5. The world of investment has become disconnected from real value. Companies need not only net profit but need more net profit than the previous year. For instance, Netflix, having made $4.4 billion net profit, had its shares tank and laid off thousands of employees because this was 12% less net profit than the year before. Shell doubled its net profit each of the previous two years, up to $40 billion — profit and value that should have gone to sustainable energy sources. Miro, just a simple online whiteboard, was valued at $17.5 billion.
6. Faced with a new source of growth slowdown and endangered retirement funds, a slowdown in population growth, we want to encourage humans to keep making an unsustainable amount of new humans. Even publications such as The New York Times claim that “the shrinking Chinese population is a global-scale problem”. Elon Musk has said that the biggest threat to civilisation is population collapse. With the world bursting at the seams, our priorities are flabbergastingly upside down.
So ends a long list of things wrong with growth. But there’s no use in a wall of text which doesn’t suggest solutions to the problem. The solution starts (but is not solved completely by) a replacement for GDP. Instead of measuring GDP, we take a step back, to the original historical intention of GDP — measuring what actually makes people prosperous, content and happy. Instead, we measure growth of actual prosperity — quality of our health, lives and relationships, and feelings of meaning and belonging. But, very importantly, this needs to be adjusted for sustainability, aka long-term happiness.
This would very much change the way the world grows or shrinks. Imagine we could switch overall GDP measurements to that right now. Renewable energy would suddenly be the most economically profitable energy. Charitable donations and aid to the poor (within a country) would be valued in a country’s growth. Recycled goods would have more economic value than new goods. Such a metric would work for companies and their respective growth, too. We would see enterprises as services to maximise contribution human and sustainability needs, rather than to maximise their own profit. It’s a subtle but powerful difference.
Obviously, this would be hard to measure. It would be gamed by countries. It wouldn’t account for much-needed wealth distribution to poorer countries. But it’s a terrible argument that something should not be done simply because it’s hard to do. Even a small institutional movement towards a better measurement of long-term prosperity would be a massive improvement from GDP. And such a metric already exists — the “genuine progress indicator”, a metric already being used in places like Maryland in the US. The University of Johannesburg tracks a slightly simpler growth happiness index for South Africa.
This all leads to a final bout of cynicism and sadness, which you no doubt shared while reading the above. Such a systematic overhaul is not going to happen, at least until environmental disaster forces it upon us.
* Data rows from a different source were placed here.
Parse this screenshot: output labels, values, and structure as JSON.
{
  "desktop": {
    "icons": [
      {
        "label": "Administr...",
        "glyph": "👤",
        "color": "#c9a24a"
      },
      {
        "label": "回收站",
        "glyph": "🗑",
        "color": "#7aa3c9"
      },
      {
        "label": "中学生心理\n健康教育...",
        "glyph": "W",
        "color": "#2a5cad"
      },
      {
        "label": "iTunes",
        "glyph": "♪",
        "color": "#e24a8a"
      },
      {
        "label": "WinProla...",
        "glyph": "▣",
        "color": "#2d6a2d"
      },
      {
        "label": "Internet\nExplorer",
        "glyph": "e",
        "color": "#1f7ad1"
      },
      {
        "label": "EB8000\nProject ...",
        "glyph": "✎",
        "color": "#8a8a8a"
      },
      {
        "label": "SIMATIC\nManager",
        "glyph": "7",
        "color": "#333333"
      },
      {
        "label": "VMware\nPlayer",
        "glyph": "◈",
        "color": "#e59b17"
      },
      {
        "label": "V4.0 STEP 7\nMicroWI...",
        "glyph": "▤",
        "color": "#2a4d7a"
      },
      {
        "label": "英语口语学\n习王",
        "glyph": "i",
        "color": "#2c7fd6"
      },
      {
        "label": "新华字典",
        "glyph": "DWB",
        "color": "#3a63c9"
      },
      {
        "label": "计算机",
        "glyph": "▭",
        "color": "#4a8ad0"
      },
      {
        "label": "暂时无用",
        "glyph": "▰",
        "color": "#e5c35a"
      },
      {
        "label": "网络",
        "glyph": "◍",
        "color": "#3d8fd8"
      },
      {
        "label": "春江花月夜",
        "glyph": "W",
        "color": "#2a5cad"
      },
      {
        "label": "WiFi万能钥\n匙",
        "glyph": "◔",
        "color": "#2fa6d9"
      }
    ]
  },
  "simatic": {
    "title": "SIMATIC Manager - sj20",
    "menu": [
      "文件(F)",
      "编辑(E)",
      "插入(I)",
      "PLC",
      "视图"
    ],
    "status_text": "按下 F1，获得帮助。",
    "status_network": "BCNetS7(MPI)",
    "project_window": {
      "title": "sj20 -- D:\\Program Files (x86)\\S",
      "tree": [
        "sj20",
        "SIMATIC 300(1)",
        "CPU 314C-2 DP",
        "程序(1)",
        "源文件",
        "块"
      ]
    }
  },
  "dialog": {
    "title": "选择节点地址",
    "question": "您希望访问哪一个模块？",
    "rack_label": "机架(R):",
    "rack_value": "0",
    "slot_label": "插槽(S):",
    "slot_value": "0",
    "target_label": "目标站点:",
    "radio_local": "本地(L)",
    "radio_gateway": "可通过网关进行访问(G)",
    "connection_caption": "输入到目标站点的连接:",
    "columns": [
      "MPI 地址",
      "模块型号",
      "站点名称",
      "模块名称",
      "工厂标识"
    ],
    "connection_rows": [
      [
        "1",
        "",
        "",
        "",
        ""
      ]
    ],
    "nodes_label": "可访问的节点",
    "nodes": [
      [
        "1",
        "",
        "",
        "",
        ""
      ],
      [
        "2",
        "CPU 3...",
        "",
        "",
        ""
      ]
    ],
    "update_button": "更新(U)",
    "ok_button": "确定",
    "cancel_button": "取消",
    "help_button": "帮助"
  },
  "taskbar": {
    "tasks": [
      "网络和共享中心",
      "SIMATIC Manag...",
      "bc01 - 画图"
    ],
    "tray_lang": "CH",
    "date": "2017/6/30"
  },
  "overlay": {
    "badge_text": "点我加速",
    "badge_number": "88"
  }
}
We have too much of a prisoner’s dilemma between people and between countries. One rich person isn’t going to permanently redistribute their wealth to the poor unless all do. One country isn’t going to take a short-term hit to its economy by making (very necessary) outrageous changes to its environmental impact, when it is locked in competition with other countries.
It’s a massive undertaking to change the system everything runs on, especially when the damage we’re doing might impact future generations and not us. But, again, let’s give it a shot because it’s a terrible argument that something should not be done just because it’s hard to do.
This piece borrows multiple ideas from the book Prosperity Without Growth by Tim Jackson.